Ciclopirox (Penlac) Adverse Reactions
- contact dermatitis
- erythema
- nail discoloration
- pruritus
- rash (unspecified)
- skin irritation
Ciclopirox (Penlac) Adverse Reactions
The incidence of adverse reactions in patients using ciclopirox 1% lotion or cream (e.g., Loprox®) is low. Adverse reactions which were considered possibly related to treatment in clinical trials include: pruritus, burning or worsening of the underlying clinical signs and symptoms. Other potential reactions to the cream or lotion included skin irritation or erythema. In patients treated with ciclopirox shampoo, the most frequent adverse events were increased itching (pruritus) in 1% of patients, and application site reactions, such as burning, erythema, and pruritus, also in 1% of patients. Other adverse events occurred in individual patients only. Early shampoo discontinuation occurred in 1.5% of patients treated with ciclopirox shampoo and 2% of patients treated with the shampoo vehicle alone. The most common adverse event leading to termination of study medication in either group was seborrhea (worsening of the underlying condition). In the ciclopirox shampoo group, other adverse events included rash (unspecified), pruritus, headache, ventricular tachycardia, and skin disorder. In the shampoo vehicle group, other adverse events included skin disorder and rash (unspecified).

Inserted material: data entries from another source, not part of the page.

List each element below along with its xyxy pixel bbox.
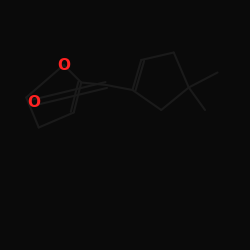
Text: O: O [27, 95, 40, 110]
Text: O: O [57, 58, 70, 72]
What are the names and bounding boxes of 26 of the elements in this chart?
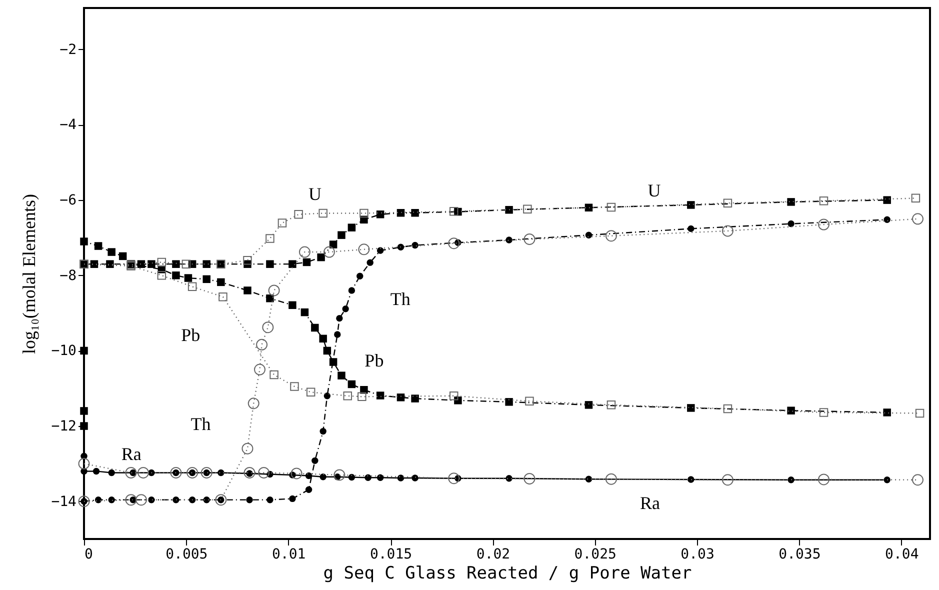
x-tick-label: 0.015 [370, 546, 412, 562]
x-tick-label: 0.03 [680, 546, 714, 562]
annotation: U [308, 184, 322, 204]
y-tick-label: −6 [60, 192, 76, 209]
annotation: Th [390, 289, 410, 310]
y-tick-label: −14 [51, 494, 76, 510]
x-tick-label: 0.04 [885, 546, 919, 562]
annotation: Ra [121, 444, 142, 464]
annotation: Pb [364, 350, 384, 371]
annotation: Th [190, 414, 211, 434]
x-tick-label: 0.035 [778, 546, 821, 562]
y-tick-label: −2 [60, 42, 76, 58]
y-tick-label: −10 [51, 343, 76, 360]
x-tick-label: 0.01 [272, 546, 306, 562]
y-tick-label: −8 [60, 268, 76, 284]
x-tick-label: 0 [84, 546, 93, 562]
x-axis-title: g Seq C Glass Reacted / g Pore Water [323, 564, 692, 584]
x-tick-label: 0.025 [574, 546, 616, 562]
y-axis-title: log₁₀(molal Elements) [19, 194, 40, 354]
x-tick-label: 0.005 [166, 546, 208, 562]
annotation: U [648, 180, 661, 201]
y-tick-label: −12 [51, 418, 76, 435]
x-tick-label: 0.02 [476, 546, 510, 562]
annotation: Ra [640, 492, 660, 513]
annotation: Pb [181, 325, 200, 346]
y-tick-label: −4 [60, 117, 76, 134]
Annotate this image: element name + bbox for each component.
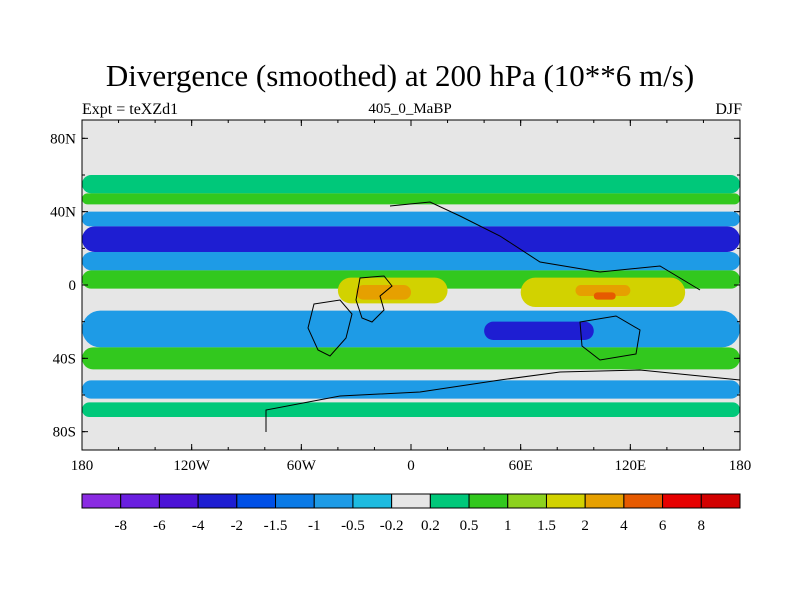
coastline-africa (355, 275, 393, 323)
divergence-band-13 (82, 347, 740, 370)
legend-swatch (662, 493, 702, 509)
legend-swatch (158, 493, 199, 509)
divergence-band-7 (356, 285, 411, 300)
divergence-band-1 (82, 193, 740, 205)
divergence-band-2 (82, 211, 740, 227)
coastline-south-america (307, 299, 353, 357)
legend-label: -8 (114, 518, 127, 534)
divergence-band-12 (484, 321, 594, 340)
y-tick-label: 40S (53, 351, 76, 367)
x-tick-label: 120E (614, 458, 646, 474)
legend-swatch (700, 493, 741, 509)
legend-label: -0.5 (341, 518, 365, 534)
legend-label: -4 (192, 518, 205, 534)
divergence-band-14 (82, 380, 740, 399)
y-tick-label: 80N (50, 131, 76, 147)
legend-label: 8 (698, 518, 706, 534)
divergence-band-4 (82, 252, 740, 271)
season-label: DJF (715, 101, 742, 118)
legend-label: 2 (581, 518, 589, 534)
divergence-band-10 (593, 292, 616, 300)
legend-label: 6 (659, 518, 667, 534)
legend-label: 1 (504, 518, 512, 534)
legend-swatch (584, 493, 625, 509)
legend-label: -1.5 (264, 518, 288, 534)
legend-swatch (275, 493, 315, 509)
coastline-australia (579, 315, 641, 361)
chart-title: Divergence (smoothed) at 200 hPa (10**6 … (105, 58, 695, 93)
legend-label: -2 (231, 518, 244, 534)
x-tick-label: 60W (287, 458, 317, 474)
x-tick-label: 180 (729, 458, 752, 474)
experiment-label: Expt = teXZd1 (82, 101, 179, 118)
legend-label: 4 (620, 518, 628, 534)
y-tick-label: 80S (53, 425, 76, 441)
legend-label: 0.2 (421, 518, 440, 534)
legend-swatch (81, 493, 122, 509)
legend-swatch (120, 493, 160, 509)
legend-label: 1.5 (537, 518, 556, 534)
legend-swatch (623, 493, 664, 509)
legend-swatch (545, 493, 586, 509)
y-axis: 80N 40N 0 40S 80S (50, 131, 740, 441)
legend-label: -0.2 (380, 518, 404, 534)
color-legend: -8 -6 -4 -2 -1.5 -1 -0.5 -0.2 0.2 0.5 1 1.5 2 4 6 8 (81, 493, 741, 534)
field-bands (82, 175, 740, 417)
legend-label: 0.5 (460, 518, 479, 534)
divergence-band-15 (82, 402, 740, 417)
legend-swatch (236, 493, 277, 509)
coastline-asia (389, 201, 701, 291)
coastline-antarctica (265, 369, 740, 432)
x-tick-label: 0 (407, 458, 415, 474)
legend-swatch (313, 493, 354, 509)
legend-swatch (507, 493, 547, 509)
legend-label: -1 (308, 518, 321, 534)
divergence-band-11 (82, 310, 740, 348)
legend-swatch (391, 493, 431, 509)
x-tick-label: 180 (71, 458, 94, 474)
legend-swatch (429, 493, 470, 509)
subtitle-label: 405_0_MaBP (368, 101, 452, 117)
y-tick-label: 40N (50, 205, 76, 221)
legend-swatch (352, 493, 393, 509)
legend-label: -6 (153, 518, 166, 534)
legend-swatch (468, 493, 509, 509)
legend-swatch (197, 493, 238, 509)
x-axis: 180 120W 60W 0 60E 120E 180 (71, 120, 752, 474)
coastline-outlines (265, 201, 740, 432)
divergence-band-9 (575, 285, 631, 296)
x-tick-label: 120W (173, 458, 211, 474)
x-tick-label: 60E (509, 458, 533, 474)
divergence-band-3 (82, 226, 740, 252)
divergence-band-0 (82, 175, 740, 194)
y-tick-label: 0 (69, 278, 77, 294)
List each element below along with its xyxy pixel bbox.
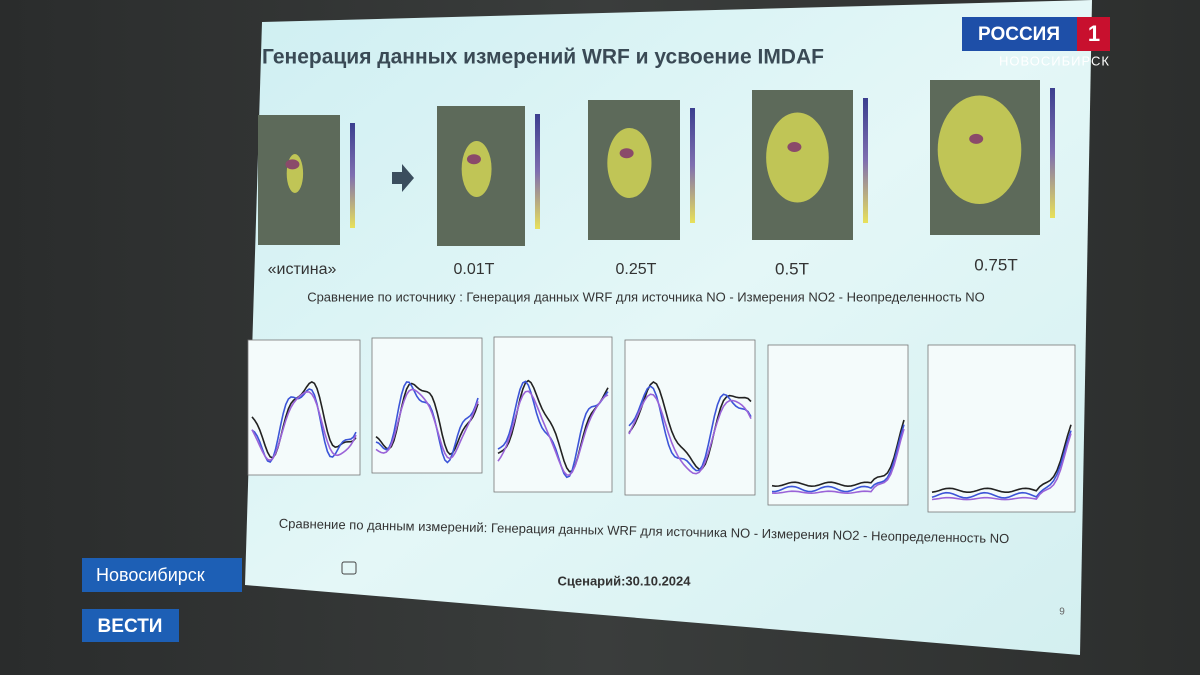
- mini-plot: [371, 337, 483, 474]
- map-label: 0.25T: [616, 261, 657, 278]
- map-label: 0.01T: [454, 261, 495, 278]
- logo-box: [962, 17, 1077, 51]
- mini-plot: [493, 336, 613, 493]
- colorbar: [1050, 88, 1055, 218]
- mini-line: [251, 388, 357, 463]
- map-hotspot: [787, 142, 802, 152]
- page-number: 9: [1059, 607, 1065, 618]
- map-hotspot: [619, 148, 634, 159]
- mini-line: [375, 382, 479, 456]
- map-plume: [937, 95, 1022, 204]
- camera-icon: [341, 561, 357, 575]
- channel-name: РОССИЯ: [978, 24, 1060, 45]
- mini-plot: [247, 339, 361, 476]
- mini-line: [931, 430, 1072, 499]
- region: НОВОСИБИРСК: [999, 53, 1110, 68]
- program: ВЕСТИ: [98, 616, 163, 637]
- program-plate: [82, 609, 179, 642]
- location: Новосибирск: [96, 565, 205, 585]
- map-hotspot: [969, 133, 984, 144]
- scenario: Сценарий:30.10.2024: [557, 573, 691, 588]
- map-plume: [461, 141, 492, 197]
- mini-line: [375, 388, 479, 460]
- logo-box: [1077, 17, 1110, 51]
- location-plate: [82, 558, 242, 592]
- chart-row: [247, 336, 1076, 513]
- colorbar: [535, 114, 540, 229]
- map-hotspot: [466, 154, 481, 165]
- map-label: 0.5T: [775, 259, 809, 278]
- colorbar: [690, 108, 695, 223]
- map-label: 0.75T: [974, 255, 1017, 274]
- mini-line: [772, 424, 905, 493]
- mini-line: [771, 419, 905, 488]
- map-row: [258, 80, 1055, 246]
- map-label: «истина»: [268, 261, 337, 278]
- colorbar: [350, 123, 355, 228]
- arrow-icon: [392, 164, 414, 192]
- map-plume: [607, 128, 652, 198]
- mini-line: [251, 391, 357, 462]
- channel-number: 1: [1088, 21, 1100, 46]
- map-plume: [766, 112, 829, 203]
- colorbar: [863, 98, 868, 223]
- map-hotspot: [285, 159, 300, 170]
- mini-line: [931, 433, 1072, 501]
- caption: Сравнение по источнику : Генерация данны…: [307, 289, 985, 304]
- mini-line: [628, 393, 752, 475]
- mini-line: [497, 380, 609, 479]
- mini-plot: [624, 339, 756, 496]
- mini-line: [771, 428, 905, 495]
- mini-line: [251, 380, 357, 459]
- mini-plot: [767, 344, 909, 506]
- mini-plot: [927, 344, 1076, 513]
- channel-logo: РОССИЯ 1 НОВОСИБИРСК: [962, 17, 1110, 68]
- mini-line: [931, 424, 1072, 493]
- slide-title: Генерация данных измерений WRF и усвоени…: [262, 46, 824, 69]
- mini-line: [497, 390, 609, 476]
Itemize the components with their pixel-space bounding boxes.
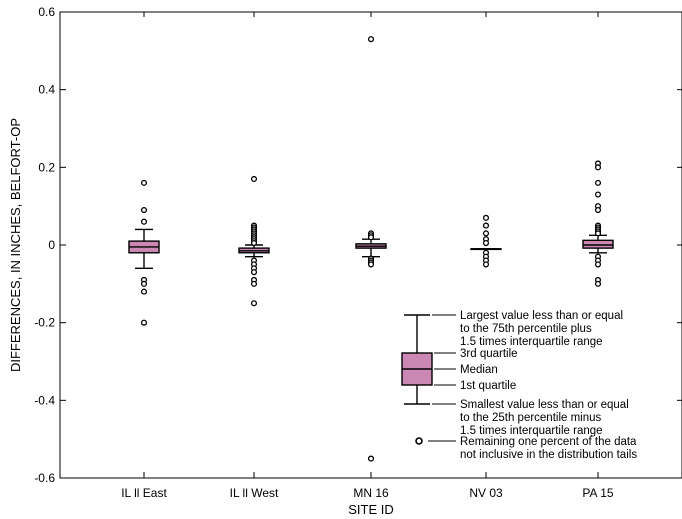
y-tick-label: -0.2: [34, 316, 55, 330]
outlier-point: [594, 164, 602, 171]
legend-q3-text: 3rd quartile: [460, 348, 518, 360]
box-group: [470, 214, 502, 268]
box-group: [238, 175, 270, 307]
box-series: [128, 36, 614, 462]
legend-whisker-high-text: Largest value less than or equal to the …: [460, 310, 626, 348]
x-tick-label: PA 15: [582, 486, 613, 500]
outlier-point: [250, 269, 258, 276]
box-group: [128, 179, 160, 326]
y-tick-label: 0.6: [38, 5, 55, 19]
outlier-point: [367, 455, 375, 462]
outlier-point: [594, 230, 602, 237]
x-axis-label: SITE ID: [348, 502, 394, 517]
outlier-point: [482, 261, 490, 268]
y-tick-label: 0.4: [38, 83, 55, 97]
y-axis-label: DIFFERENCES, IN INCHES, BELFORT-OP: [8, 118, 23, 372]
outlier-point: [140, 218, 148, 225]
x-axis: IL ll East IL ll West MN 16 NV 03 PA 15: [121, 12, 614, 500]
outlier-point: [140, 280, 148, 287]
outlier-point: [250, 280, 258, 287]
outlier-point: [594, 261, 602, 268]
outlier-point: [594, 207, 602, 214]
legend-outlier-marker: [415, 437, 423, 445]
y-tick-label: 0: [48, 238, 55, 252]
outlier-point: [367, 36, 375, 43]
legend-whisker-low-text: Smallest value less than or equal to the…: [460, 399, 632, 437]
outlier-point: [140, 179, 148, 186]
legend-median-text: Median: [460, 364, 498, 376]
y-axis: -0.6 -0.4 -0.2 0 0.2 0.4 0.6: [34, 5, 682, 485]
legend: Largest value less than or equal to the …: [401, 310, 640, 461]
outlier-point: [482, 230, 490, 237]
outlier-point: [140, 288, 148, 295]
outlier-point: [140, 319, 148, 326]
outlier-point: [250, 300, 258, 307]
box-iqr: [582, 239, 614, 249]
box-group: [582, 160, 614, 287]
x-tick-label: NV 03: [469, 486, 503, 500]
outlier-point: [367, 234, 375, 241]
outlier-point: [594, 179, 602, 186]
box-group: [355, 36, 387, 462]
y-tick-label: -0.4: [34, 393, 55, 407]
outlier-point: [482, 240, 490, 247]
outlier-point: [250, 240, 258, 247]
y-tick-label: -0.6: [34, 471, 55, 485]
y-tick-label: 0.2: [38, 160, 55, 174]
legend-q1-text: 1st quartile: [460, 380, 516, 392]
outlier-point: [482, 222, 490, 229]
x-tick-label: IL ll West: [230, 486, 279, 500]
outlier-point: [594, 191, 602, 198]
outlier-point: [367, 261, 375, 268]
outlier-point: [482, 214, 490, 221]
x-tick-label: MN 16: [353, 486, 389, 500]
x-tick-label: IL ll East: [121, 486, 167, 500]
legend-outlier-text: Remaining one percent of the data not in…: [460, 436, 640, 461]
outlier-point: [140, 207, 148, 214]
outlier-point: [594, 280, 602, 287]
outlier-point: [250, 175, 258, 183]
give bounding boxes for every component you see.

In controlled clinical trials, 9% (30 of 327) of patients treated with Penlac™ Nail Lacquer Topical Solution and 7% (23 of 328) of patients treated with the control vehicle reported adverse events considered by the investigator to be related to the treatment. There was a higher percentage of patients who experience adverse events related to the skin and appendages in the Penlac™ group (8% versus 4% for the vehicle group). The most common adverse events were rash-related. Periungual erythema and erythema of the proximal nail fold were reported more frequently in patients treated with Penlac™ (5% versus 1% for the vehicle group). Other adverse events thought to be causally related to the treatment included nail disorders such as shape change, irritation, ingrown toenail, and nail discoloration. The incidence of nail disorders was similar between the treatment groups (2% in the Penlac™ group and 2% in the vehicle group). Application site reactions and/or burning of the skin occurred in 1% of patients treated with Penlac™ and 1% treated with the vehicle. Ciclopirox nail solution was associated with similar adverse events when evaluated for 48 additional weeks in an open-label extension study. A 21-day cumulative study of treatment irritancy was conducted for ciclopirox nail solution under conditions of semi-occlusion. Transient, mild erythema reactions were seen in 46% of patients with the Penlac™, 32% with the vehicle and 2% with the negative control. There was no evidence of allergic contact sensitization for either the ciclopirox or the vehicle base. In the vehicle-controlled studies, one patient treated with ciclopirox discontinued treatment due to a rash (unspecified), localized to the palm (causality not determined). In a separate study by the manufacturer, the photosensitization potential of Penlac™ was evaluated; no photoallergic/photosensitivity reactions were noted. In four subjects, localized allergic contact reactions (contact dermatitis) were observed.